The Obama administration issued a response to two petitions that oppose SOPA/PIPA today. It contains some encouraging information regarding the White House’s position on the bills and some of their more drastic elements, but also encourages the petitioners to come up with better ideas. The concept of accepting suggestions from a wide-ranging, social media centered audience is good, I think, but as Sherwin Siy notes at Public Knowledge today:
There’s something that I think is just slightly missed here. There’s nothing wrong with trying to crowdsource solutions to online infringement, and maybe the signers of these petitions isn’t a bad place to start. But the White House, and Congress, and others should know that there’s only going to be a smaller subset of people angry about SOPA and PIPA who are interested in finding solutions to infringement. Not because they’re only concerned with saying “no” rather than “yes,” but because they’re not concerned with copyright—they’re concerned with the Internet.

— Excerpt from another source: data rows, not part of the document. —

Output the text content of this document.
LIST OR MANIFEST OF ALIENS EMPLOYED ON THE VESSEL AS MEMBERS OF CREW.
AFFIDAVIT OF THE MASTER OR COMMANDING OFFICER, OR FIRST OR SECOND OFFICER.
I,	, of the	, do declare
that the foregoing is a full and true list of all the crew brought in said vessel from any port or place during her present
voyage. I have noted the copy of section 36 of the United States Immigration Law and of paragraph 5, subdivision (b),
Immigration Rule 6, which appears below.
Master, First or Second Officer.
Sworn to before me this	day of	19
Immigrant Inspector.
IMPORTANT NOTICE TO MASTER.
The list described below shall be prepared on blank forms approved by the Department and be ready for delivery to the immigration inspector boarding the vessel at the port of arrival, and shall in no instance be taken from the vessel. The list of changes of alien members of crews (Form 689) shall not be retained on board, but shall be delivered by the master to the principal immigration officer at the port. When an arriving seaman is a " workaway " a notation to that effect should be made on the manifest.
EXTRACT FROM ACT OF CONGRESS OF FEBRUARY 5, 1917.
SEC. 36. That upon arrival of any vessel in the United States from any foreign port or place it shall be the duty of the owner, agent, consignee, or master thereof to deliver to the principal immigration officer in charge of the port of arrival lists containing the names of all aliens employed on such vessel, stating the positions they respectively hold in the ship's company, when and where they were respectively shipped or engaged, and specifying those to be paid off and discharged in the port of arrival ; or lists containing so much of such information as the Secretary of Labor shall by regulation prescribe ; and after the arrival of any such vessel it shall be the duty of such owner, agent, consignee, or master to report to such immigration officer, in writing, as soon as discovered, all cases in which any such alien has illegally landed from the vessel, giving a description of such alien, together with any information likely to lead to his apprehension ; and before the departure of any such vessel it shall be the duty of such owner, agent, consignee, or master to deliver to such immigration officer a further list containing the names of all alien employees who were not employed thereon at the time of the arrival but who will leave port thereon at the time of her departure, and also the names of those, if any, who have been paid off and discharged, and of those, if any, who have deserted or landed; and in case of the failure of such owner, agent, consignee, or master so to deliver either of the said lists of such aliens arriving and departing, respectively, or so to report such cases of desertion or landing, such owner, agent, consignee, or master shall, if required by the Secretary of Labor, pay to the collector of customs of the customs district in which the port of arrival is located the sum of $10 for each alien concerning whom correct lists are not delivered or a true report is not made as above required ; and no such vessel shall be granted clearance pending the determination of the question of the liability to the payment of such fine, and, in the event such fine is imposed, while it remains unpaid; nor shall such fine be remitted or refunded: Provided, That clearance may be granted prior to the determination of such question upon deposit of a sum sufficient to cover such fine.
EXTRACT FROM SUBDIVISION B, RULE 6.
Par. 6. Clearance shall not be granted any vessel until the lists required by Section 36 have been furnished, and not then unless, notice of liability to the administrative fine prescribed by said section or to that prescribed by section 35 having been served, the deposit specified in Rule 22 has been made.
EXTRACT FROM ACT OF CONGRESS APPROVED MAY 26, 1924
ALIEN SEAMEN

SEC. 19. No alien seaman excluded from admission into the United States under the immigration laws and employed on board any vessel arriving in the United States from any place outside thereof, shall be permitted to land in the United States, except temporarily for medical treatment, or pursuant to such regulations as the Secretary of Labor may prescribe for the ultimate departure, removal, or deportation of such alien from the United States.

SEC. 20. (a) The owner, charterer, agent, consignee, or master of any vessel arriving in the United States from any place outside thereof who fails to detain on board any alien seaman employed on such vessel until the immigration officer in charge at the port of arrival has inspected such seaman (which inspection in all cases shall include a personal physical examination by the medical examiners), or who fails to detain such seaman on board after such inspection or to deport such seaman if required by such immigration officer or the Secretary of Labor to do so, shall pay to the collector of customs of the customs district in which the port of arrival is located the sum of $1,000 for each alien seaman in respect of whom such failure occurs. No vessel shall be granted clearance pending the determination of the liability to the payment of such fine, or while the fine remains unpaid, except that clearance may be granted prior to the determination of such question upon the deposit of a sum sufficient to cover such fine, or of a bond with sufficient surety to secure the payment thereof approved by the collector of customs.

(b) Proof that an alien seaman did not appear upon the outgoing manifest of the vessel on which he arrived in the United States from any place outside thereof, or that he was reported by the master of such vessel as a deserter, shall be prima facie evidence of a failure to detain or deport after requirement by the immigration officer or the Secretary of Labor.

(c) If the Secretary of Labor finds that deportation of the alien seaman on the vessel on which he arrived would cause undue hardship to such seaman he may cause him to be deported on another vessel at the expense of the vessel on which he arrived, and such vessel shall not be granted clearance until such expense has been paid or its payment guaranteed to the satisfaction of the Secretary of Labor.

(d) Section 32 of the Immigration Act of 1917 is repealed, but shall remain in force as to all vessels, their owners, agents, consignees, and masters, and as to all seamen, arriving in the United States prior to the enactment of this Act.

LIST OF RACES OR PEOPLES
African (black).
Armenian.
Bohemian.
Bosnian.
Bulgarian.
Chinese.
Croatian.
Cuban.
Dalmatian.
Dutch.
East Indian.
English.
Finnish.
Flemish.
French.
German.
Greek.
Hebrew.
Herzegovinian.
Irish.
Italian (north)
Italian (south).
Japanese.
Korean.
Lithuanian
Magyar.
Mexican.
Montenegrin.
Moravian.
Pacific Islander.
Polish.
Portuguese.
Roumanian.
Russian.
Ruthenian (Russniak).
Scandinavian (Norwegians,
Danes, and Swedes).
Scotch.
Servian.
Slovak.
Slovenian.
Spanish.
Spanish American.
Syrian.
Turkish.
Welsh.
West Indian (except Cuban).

The reason they’re saying “no” to PIPA and SOPA isn’t because they’re extremely picky and opinionated about the proper methods of copyright enforcement; it’s because PIPA and SOPA so fundamentally alter the technical and normative structures of the Internet—the milieu within which they speak, work, and play. Saying “no” to SOPA doesn’t necessarily mean they should have something they can say “yes” to on copyright enforcement; just as often, these are the people saying “yes” to freeing speech in repressive countries; to educating new generations of makers, scholars, artists, and inventors; to just making it easier to communicate with distant friends and family.
Most Internet users aren’t pirates; they just want to use this technology to stay in touch, to make our own videos, to post funny pictures of cats, and, yes, to watch TV shows, movies and listen to music – legally. They’re not policy makers, in fact, most of the time they don’t pay a great deal of attention to details about public policy at all. At this point, most Internet users don’t seem to know or care much about SOPA or PIPA at all, which is good for the supporters of the bills.
They’re not going to be happy if they have their Facebook and YouTube taken away, though. That’s why I have the feeling that the actual applications of SOPA/PIPA by the government would be less drastic than they seem (though not having them pass at all is still the best option, rather than depending on them not being fully enforced).